Yes, commercial radio always sold a product. It also sold a good time and the musical soundtrack of our lives. Consolidation sometimes seemed to turn radio’s focus more toward the product part.

Stirling Country was the flip side of that disheartening trend.

It’s not that the station didn’t use its music to sell advertising. It’s just that everything about it felt like it was a radio station in a glorious time warp.

Let me set the scene. WKMB’s offices and studios were on the second floor of a strip mall. It was a little bigger than a nail salon, but not much. The whole staff, which was not a large crowd, was close enough to borrow each other’s Sweet & Low.

In the middle was a not terribly large studio, the centerpiece of which was a couple of turntables and an old-fashioned board with a lot of dials I didn’t understand.

The host sat in front of the board with his headphones on and spoke into the microphone that dropped down on a movable arm.

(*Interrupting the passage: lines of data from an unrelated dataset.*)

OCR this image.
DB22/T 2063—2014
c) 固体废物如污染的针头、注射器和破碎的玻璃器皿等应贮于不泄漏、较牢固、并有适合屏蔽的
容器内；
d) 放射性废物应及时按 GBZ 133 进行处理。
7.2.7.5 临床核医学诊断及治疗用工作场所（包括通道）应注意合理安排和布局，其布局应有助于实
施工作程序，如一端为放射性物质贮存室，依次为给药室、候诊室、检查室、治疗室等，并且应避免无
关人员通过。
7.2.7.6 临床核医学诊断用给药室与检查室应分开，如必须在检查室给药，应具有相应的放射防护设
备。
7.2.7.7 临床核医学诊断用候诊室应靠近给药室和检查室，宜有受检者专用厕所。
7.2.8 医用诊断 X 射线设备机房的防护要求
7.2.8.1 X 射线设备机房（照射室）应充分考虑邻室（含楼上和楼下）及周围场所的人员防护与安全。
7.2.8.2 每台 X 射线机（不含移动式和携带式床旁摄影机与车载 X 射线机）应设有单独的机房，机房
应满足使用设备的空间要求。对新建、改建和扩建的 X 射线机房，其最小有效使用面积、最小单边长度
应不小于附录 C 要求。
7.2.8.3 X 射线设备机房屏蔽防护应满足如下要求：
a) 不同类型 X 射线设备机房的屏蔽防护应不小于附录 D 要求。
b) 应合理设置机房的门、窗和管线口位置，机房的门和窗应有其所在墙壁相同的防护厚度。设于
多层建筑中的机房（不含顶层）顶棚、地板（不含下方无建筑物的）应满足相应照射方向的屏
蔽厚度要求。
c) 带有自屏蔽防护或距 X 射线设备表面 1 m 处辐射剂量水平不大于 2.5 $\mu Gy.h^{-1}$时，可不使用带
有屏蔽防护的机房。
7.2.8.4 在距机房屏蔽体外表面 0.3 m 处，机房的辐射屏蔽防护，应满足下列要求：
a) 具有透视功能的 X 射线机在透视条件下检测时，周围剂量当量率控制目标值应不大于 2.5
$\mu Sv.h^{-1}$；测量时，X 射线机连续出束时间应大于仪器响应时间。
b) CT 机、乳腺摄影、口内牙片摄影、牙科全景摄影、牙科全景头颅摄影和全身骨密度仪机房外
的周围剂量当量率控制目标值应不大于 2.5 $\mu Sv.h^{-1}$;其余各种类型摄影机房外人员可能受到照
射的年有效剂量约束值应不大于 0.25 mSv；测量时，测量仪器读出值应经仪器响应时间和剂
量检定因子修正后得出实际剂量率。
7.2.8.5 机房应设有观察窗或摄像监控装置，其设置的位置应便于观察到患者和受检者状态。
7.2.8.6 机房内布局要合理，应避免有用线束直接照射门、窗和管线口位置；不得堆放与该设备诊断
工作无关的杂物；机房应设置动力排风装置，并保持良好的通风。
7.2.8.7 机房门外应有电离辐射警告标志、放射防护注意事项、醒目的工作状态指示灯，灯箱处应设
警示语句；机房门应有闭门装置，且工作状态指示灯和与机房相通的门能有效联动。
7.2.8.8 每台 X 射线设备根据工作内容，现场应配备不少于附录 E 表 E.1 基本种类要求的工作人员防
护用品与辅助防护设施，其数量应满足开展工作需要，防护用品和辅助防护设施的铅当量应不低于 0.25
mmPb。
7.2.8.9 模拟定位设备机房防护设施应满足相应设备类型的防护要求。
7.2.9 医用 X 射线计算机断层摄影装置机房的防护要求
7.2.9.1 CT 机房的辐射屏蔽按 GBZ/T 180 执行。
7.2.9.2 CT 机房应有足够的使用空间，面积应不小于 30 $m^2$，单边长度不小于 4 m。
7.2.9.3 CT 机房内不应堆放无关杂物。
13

The first time I went there, Bob Hunt was the host. He ended up being, for all practical purposes, the signature voice of the station. He was an actor who appeared in many local productions and he had a clear affection for community radio. He also had a marvelous actor’s voice, the golden currency for radio.

I’m guessing it wasn’t a high-paying gig. It was convenient and steady, which in the radio game is not to be undervalued.

WKMB signed on the air in February 1972 as an easy listening station, then switched to country in 1979. In 2003, after the last original owner Herb Michels died, his kids sold the station to the King Temple Ministry in Plainfield, which switched the format to gospel and aired programming for church members who couldn’t get to the Temple.

When the format changed, Bob Hunt stayed. Radio pros do that.

I can’t say I’ve listened to the station’s gospel incarnation all that much. I can say that Stirling Country, “The Best Little Country Station This Side of Texas,” remains one of my finest radio memories.

As a listener, I loved that the station would play a couple of current hits, then spin an old Loretta Lynn or Webb Pierce track. It seemed to have an appreciation for country music in the broader and deeper sense, which is not a hallmark of country radio in general.

When I got to the station, I saw how that worked. On the floor all along the walls of the studio were rows of country music albums. They didn’t seem to be in any particular order, though maybe they were.

It looked like the dorm room of a college station DJ, with hundreds and hundreds of records that at some point needed to be played. It doesn’t get better than that.

Hunt explained that while the station wasn’t freeform, it did give the hosts latitude to pick out some of the classics, which they did.

Hank Williams on the radio, at the Grand Ol’ Opry.

Hank Williams on the radio, at the Grand Ol’ Opry.

Youtube

On New Year’s Eve, WKMB got FCC permission to go beyond its normal daytime-only operating hours and play a whole evening of Hank Williams.

Hank was not only the best country music artist ever. He also died on New Year’s Eve 1953.

Someone at WKMB understood all that and shared it with the listeners. Radio doesn’t get better than that.

Radio has always had a side that thinks big, which is why it turns some stations like the old WABC or a Z-100 into institutions. It also turns personalities into brands, from Martin Block and Arthur Godfrey up to Scott Shannon, Elvis Duran, Don Imus, Howard Stern, Wendy Williams, Angie Martinez and the talk crew. And that’s fine. They earn it, and and it’s good for radio.

But nothing has ever seemed like more fun to me about radio than working at a station where you can sometimes pick your next song from a pile of albums on the studio floor.

WKMB probably isn’t a good modern radio business model. I don’t care. It was all the things I love about radio.